Rotation-measure synthesis remains an experimental procedure at present. To test the handling of spectra in Q and U, the task TARS was written. It reads a text file giving the spectrum of Q and U at some single coordinate and performs the RM synthesis using methods from FARS plus an additional experimental form of complex Clean. Up to 20 model components may be added to the Q/U spectral data at specified rotation measure, amplitude, and phase. Task QUXTR was written to extract a spectrum from and pair of Q and U polarization cubes for input to TARS. The text-file output of TARS may then be plotted with TARPL, which allows multiple RM spectra from the same TARS output file to plotted on top of each other. In 31DEC20, new task MTARS prepares model Q/U spectra with up to 9999 model components and FTARS performs an interactive fitting of the input to TARS using the TARS output as a guide. This is RMFIT (see below) for a single spectrum. TARPL can now also lot the input to TARS.

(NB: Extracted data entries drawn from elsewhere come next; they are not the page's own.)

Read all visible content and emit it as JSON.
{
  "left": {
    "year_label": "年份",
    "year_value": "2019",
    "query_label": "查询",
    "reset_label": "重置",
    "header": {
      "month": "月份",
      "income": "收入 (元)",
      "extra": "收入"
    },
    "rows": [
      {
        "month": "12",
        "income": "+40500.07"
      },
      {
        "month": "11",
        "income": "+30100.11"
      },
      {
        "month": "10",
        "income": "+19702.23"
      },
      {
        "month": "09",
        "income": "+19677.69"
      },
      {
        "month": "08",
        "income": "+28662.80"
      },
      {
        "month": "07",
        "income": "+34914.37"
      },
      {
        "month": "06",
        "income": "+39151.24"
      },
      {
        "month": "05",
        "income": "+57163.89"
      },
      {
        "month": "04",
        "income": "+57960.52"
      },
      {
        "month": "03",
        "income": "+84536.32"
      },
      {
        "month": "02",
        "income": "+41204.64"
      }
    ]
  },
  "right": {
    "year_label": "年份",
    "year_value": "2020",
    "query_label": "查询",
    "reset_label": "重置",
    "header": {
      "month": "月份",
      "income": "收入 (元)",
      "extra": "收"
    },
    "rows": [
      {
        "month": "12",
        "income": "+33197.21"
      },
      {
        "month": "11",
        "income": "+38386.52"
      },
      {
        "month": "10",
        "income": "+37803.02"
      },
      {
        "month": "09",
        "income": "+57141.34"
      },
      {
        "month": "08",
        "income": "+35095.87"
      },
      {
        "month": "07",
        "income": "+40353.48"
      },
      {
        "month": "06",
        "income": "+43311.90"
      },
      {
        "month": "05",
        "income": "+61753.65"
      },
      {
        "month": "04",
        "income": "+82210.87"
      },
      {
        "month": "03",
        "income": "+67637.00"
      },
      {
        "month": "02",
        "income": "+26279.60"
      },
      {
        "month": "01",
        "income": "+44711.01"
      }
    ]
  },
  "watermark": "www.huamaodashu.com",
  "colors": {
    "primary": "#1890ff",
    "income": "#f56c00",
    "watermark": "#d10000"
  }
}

It has been found that rotation-measure synthesis is severely limited in its ability to separate multiple RM components. Therefore, another XGAUS-like task called RMFIT was written. It uses the FARS rotation-measure output cubes to provide initial guesses for fits to the Q and U polarization spectral cubes. Like XGAUS, it first builds a table of image intensities to hold the fit results and then displays the FARS spectrum at each pixel to take an initial guess with which to fit the Q and U spectra. They are displayed and, if the fit is accepted, the task goes on to the next pixel. RMFIT is restartable and has the same sort of image/edit stage in which images are displayed and the fits may be revisited by means similar to those in XGAUS. An option to fit a spectral index in Q and U is offered, but, in general, the input cubes should have been corrected by the total intensity spectral index and the channel-dependent primary beam before being used in RMFIT. An additional spectral index in Q and U may then indicate “thick” rotation measure screens rather than a true source spectral index. Other models of thickness may be fit instead. The task may be re-started repeatedly and output images written only when desired. Despite rather simple fitting methods, RMFIT has shown the ability to separate closely spaced components not separable by rotation measure synthesis. Task RM2PL makes plot files from the solutions for individual Q/U or Polarization/angle spectra.